Clarida’s comments came just after he expressed little concern about price pressures exceeding the Fed’s target.
“We have a symmetric objective around 2 percent,” he said. “Two percent is not meant to be a ceiling. We’ve operated below 2 percent, we could operate somewhat above 2 percent, depending on the shocks.”
Clarida’s comments come after he indicated last week that inflation expectations are coming in on the lower end of the range consistent with price stability.
The vice chairman’s latest remarks may strengthen the impression that Fed policy makers are not yet convinced they have returned inflation, on a sustained basis, to their long-run objective. The remarks could further reduce expectations the Fed will long continue on its current pace of raising interest rates once a quarter.
Those expectations dropped when Fed Chairman Jerome Powell hinted on Nov. 28 that policy makers may be less aggressive about raising rates in 2019 than they were this year. Powell’s remarks reportedly pleased President Donald Trump, who had been critical of Fed rate hikes.
While investors still anticipate an interest-rate rise when the Federal Open Market Committee meets in Washington Dec. 18-19, they now expect just one hike next year, compared to the three projected by Fed officials in September.
Speaking separately on Monday, Fed Governor Randal Quarles said Powell had accurately characterized interest rates as approaching the range of estimates from Fed officials for the so-called neutral rate -- the level at which rates neither spur on nor hold back the economy.
“There is a range of views on the FOMC about policy and those are expressed in that spread of terminal rates,” Quarles told the Council on Foreign Relations in New York. “So Jay had said quite accurately that we are approaching that range, but it is a range and where we will end up in that range will depend on the data that we receive and our assessment of the performance of the economy over the course of the next year.’’
Quarles said the Fed is following a policy strategy and “will be following this path until there’s a significant reason to change,” adding that “markets seem to be pretty clear about what it is that we’re intending to do.”
Much of the recent downward shift in expectations has been linked to lower forecasts for economic growth, but inflation may contribute as well. Core PCE inflation on a 12-month basis reached at least 1.9 percent for seven straight months through September. The measure dropped back to 1.8 percent in October after the softest month for price data since February.

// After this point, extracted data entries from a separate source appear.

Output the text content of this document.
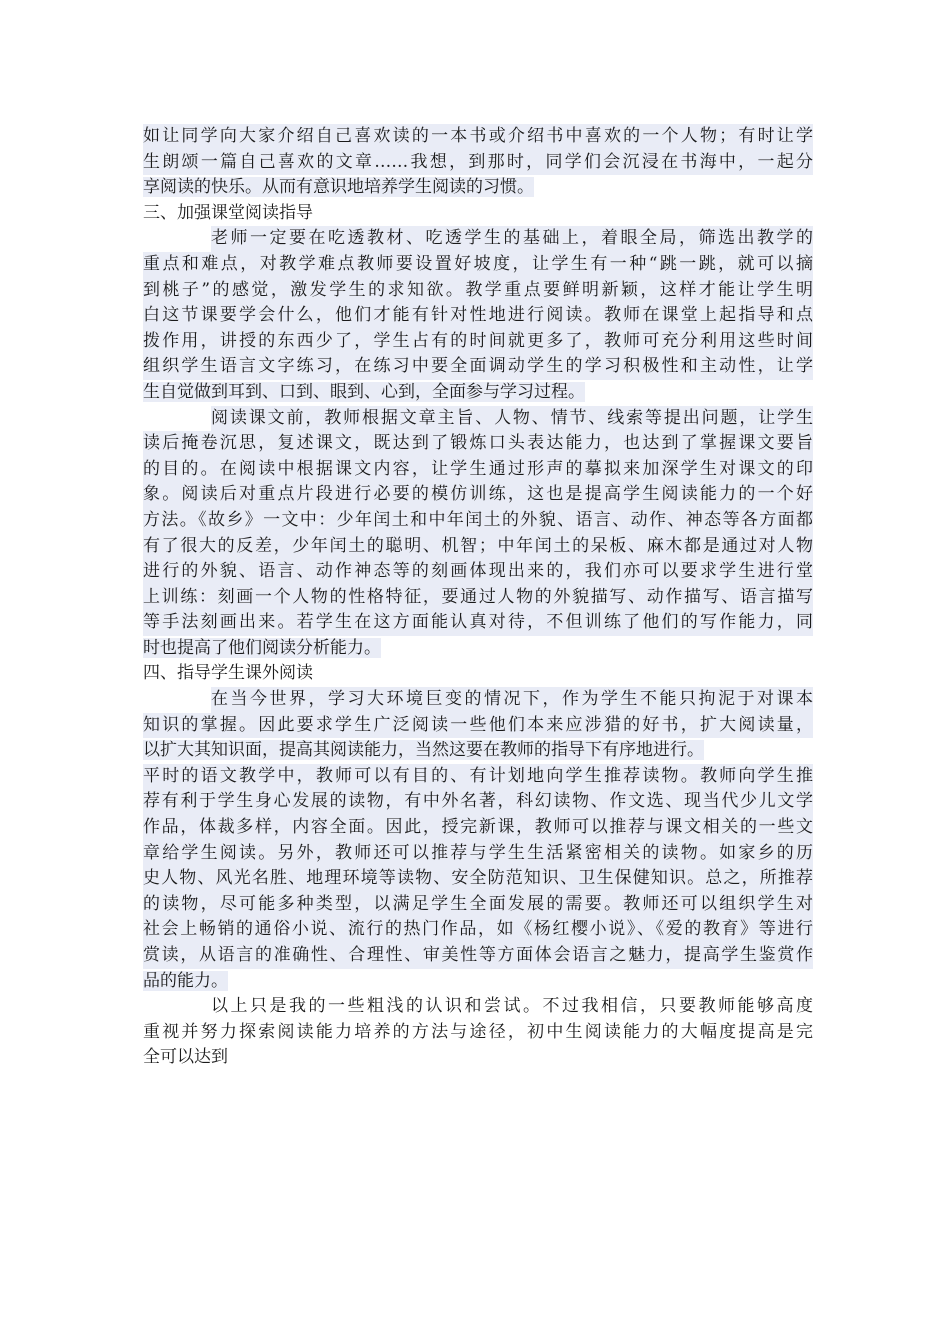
如让同学向大家介绍自己喜欢读的一本书或介绍书中喜欢的一个人物；有时让学
生朗颂一篇自己喜欢的文章……我想，到那时，同学们会沉浸在书海中，一起分
享阅读的快乐。从而有意识地培养学生阅读的习惯。
三、加强课堂阅读指导
老师一定要在吃透教材、吃透学生的基础上，着眼全局，筛选出教学的
重点和难点，对教学难点教师要设置好坡度，让学生有一种“跳一跳，就可以摘
到桃子”的感觉，激发学生的求知欲。教学重点要鲜明新颖，这样才能让学生明
白这节课要学会什么，他们才能有针对性地进行阅读。教师在课堂上起指导和点
拨作用，讲授的东西少了，学生占有的时间就更多了，教师可充分利用这些时间
组织学生语言文字练习，在练习中要全面调动学生的学习积极性和主动性，让学
生自觉做到耳到、口到、眼到、心到，全面参与学习过程。
阅读课文前，教师根据文章主旨、人物、情节、线索等提出问题，让学生
读后掩卷沉思，复述课文，既达到了锻炼口头表达能力，也达到了掌握课文要旨
的目的。在阅读中根据课文内容，让学生通过形声的摹拟来加深学生对课文的印
象。阅读后对重点片段进行必要的模仿训练，这也是提高学生阅读能力的一个好
方法。《故乡》一文中：少年闰土和中年闰土的外貌、语言、动作、神态等各方面都
有了很大的反差，少年闰土的聪明、机智；中年闰土的呆板、麻木都是通过对人物
进行的外貌、语言、动作神态等的刻画体现出来的，我们亦可以要求学生进行堂
上训练：刻画一个人物的性格特征，要通过人物的外貌描写、动作描写、语言描写
等手法刻画出来。若学生在这方面能认真对待，不但训练了他们的写作能力，同
时也提高了他们阅读分析能力。
四、指导学生课外阅读
在当今世界，学习大环境巨变的情况下，作为学生不能只拘泥于对课本
知识的掌握。因此要求学生广泛阅读一些他们本来应涉猎的好书，扩大阅读量，
以扩大其知识面，提高其阅读能力，当然这要在教师的指导下有序地进行。
平时的语文教学中，教师可以有目的、有计划地向学生推荐读物。教师向学生推
荐有利于学生身心发展的读物，有中外名著，科幻读物、作文选、现当代少儿文学
作品，体裁多样，内容全面。因此，授完新课，教师可以推荐与课文相关的一些文
章给学生阅读。另外，教师还可以推荐与学生生活紧密相关的读物。如家乡的历
史人物、风光名胜、地理环境等读物、安全防范知识、卫生保健知识。总之，所推荐
的读物，尽可能多种类型，以满足学生全面发展的需要。教师还可以组织学生对
社会上畅销的通俗小说、流行的热门作品，如《杨红樱小说》、《爱的教育》等进行
赏读，从语言的准确性、合理性、审美性等方面体会语言之魅力，提高学生鉴赏作
品的能力。
以上只是我的一些粗浅的认识和尝试。不过我相信，只要教师能够高度
重视并努力探索阅读能力培养的方法与途径，初中生阅读能力的大幅度提高是完
全可以达到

Research from the San Francisco Fed released in November suggested this year’s rise in prices was driven by fleeting factors. In addition, oil prices have plunged about 30 percent in the past two months.
Clarida’s wariness about inflation echoes his remarks in a speech Nov. 27 when he said it’s important to continue monitoring measures of inflation and inflation expectations. He pointed to the University of Michigan’s survey of consumer inflation expectations, saying the results were “at the lower end of the range consistent with price stability,” while a market-based indicator was “running somewhat less than 2 percent.”

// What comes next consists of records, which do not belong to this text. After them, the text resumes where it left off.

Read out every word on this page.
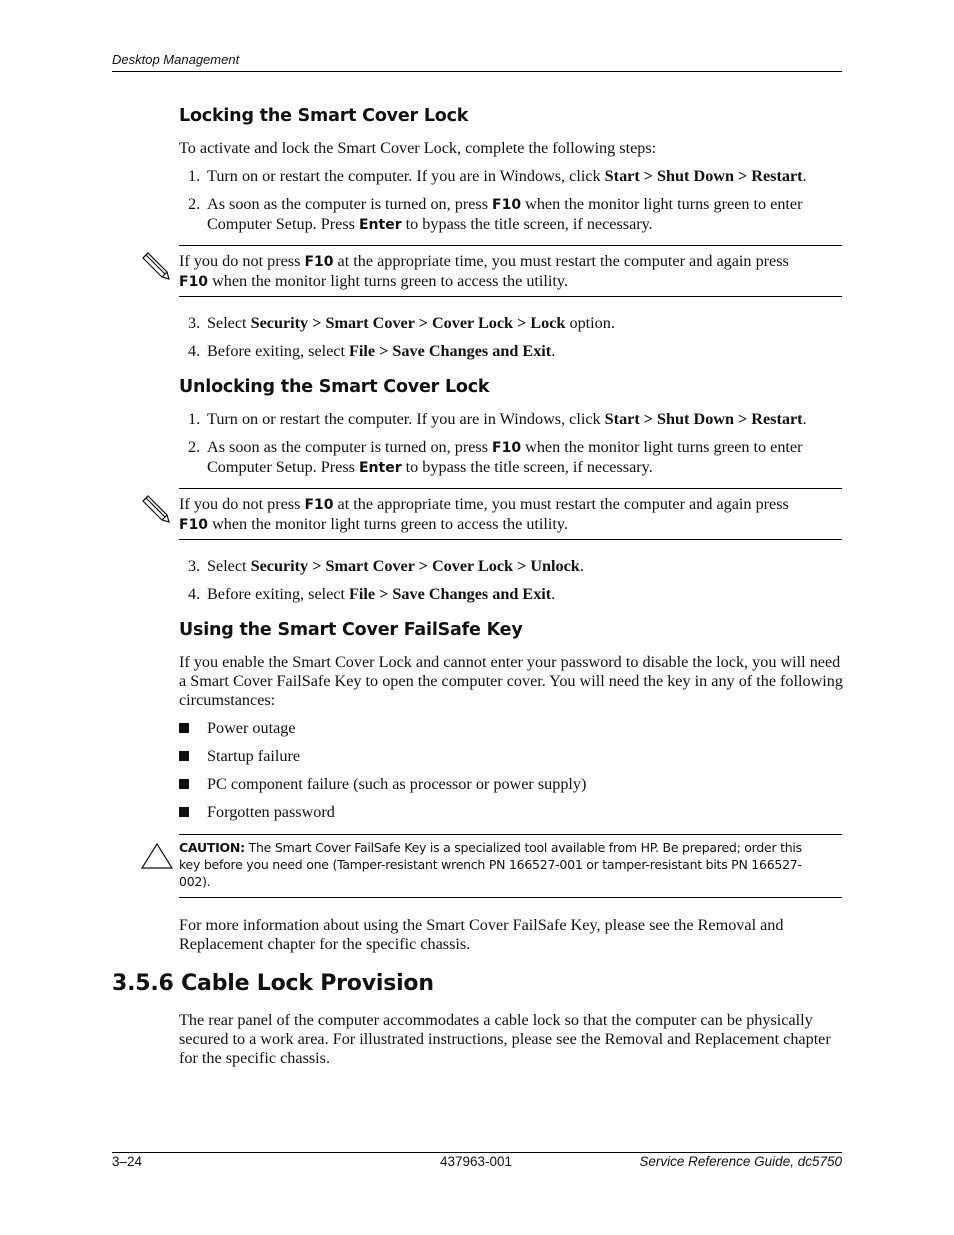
Desktop Management
Locking the Smart Cover Lock
To activate and lock the Smart Cover Lock, complete the following steps:
1. Turn on or restart the computer. If you are in Windows, click Start > Shut Down > Restart.
2. As soon as the computer is turned on, press F10 when the monitor light turns green to enter Computer Setup. Press Enter to bypass the title screen, if necessary.
If you do not press F10 at the appropriate time, you must restart the computer and again press
F10 when the monitor light turns green to access the utility.
3. Select Security > Smart Cover > Cover Lock > Lock option.
4. Before exiting, select File > Save Changes and Exit.
Unlocking the Smart Cover Lock
1. Turn on or restart the computer. If you are in Windows, click Start > Shut Down > Restart.
2. As soon as the computer is turned on, press F10 when the monitor light turns green to enter Computer Setup. Press Enter to bypass the title screen, if necessary.
If you do not press F10 at the appropriate time, you must restart the computer and again press
F10 when the monitor light turns green to access the utility.
3. Select Security > Smart Cover > Cover Lock > Unlock.
4. Before exiting, select File > Save Changes and Exit.
Using the Smart Cover FailSafe Key
If you enable the Smart Cover Lock and cannot enter your password to disable the lock, you will need a Smart Cover FailSafe Key to open the computer cover. You will need the key in any of the following circumstances:
Power outage
Startup failure
PC component failure (such as processor or power supply)
Forgotten password
CAUTION: The Smart Cover FailSafe Key is a specialized tool available from HP. Be prepared; order this key before you need one (Tamper-resistant wrench PN 166527-001 or tamper-resistant bits PN 166527-002).
For more information about using the Smart Cover FailSafe Key, please see the Removal and Replacement chapter for the specific chassis.
3.5.6 Cable Lock Provision
The rear panel of the computer accommodates a cable lock so that the computer can be physically secured to a work area. For illustrated instructions, please see the Removal and Replacement chapter for the specific chassis.
3–24	437963-001	Service Reference Guide, dc5750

Clarida also cautioned investors against thinking the Fed would act to halt a sharp stock-market decline.
“I don’t really think of it as a useful way to describe what the current Federal Reserve is doing,” he said when asked about the concept of a “Powell Put” in the interview with Tom Keene on Bloomberg TV.
On communications policy, the Fed Board’s No. 2 official said the central bank had no plans to drop the so-called dot plot, which displays Fed officials’ interest-rate projections. The dot-plot is “not going anywhere, but over time they may evolve,” he said.
Before joining the Fed, Clarida was a Columbia University professor and a global strategic adviser at the Pacific Investment Management Co.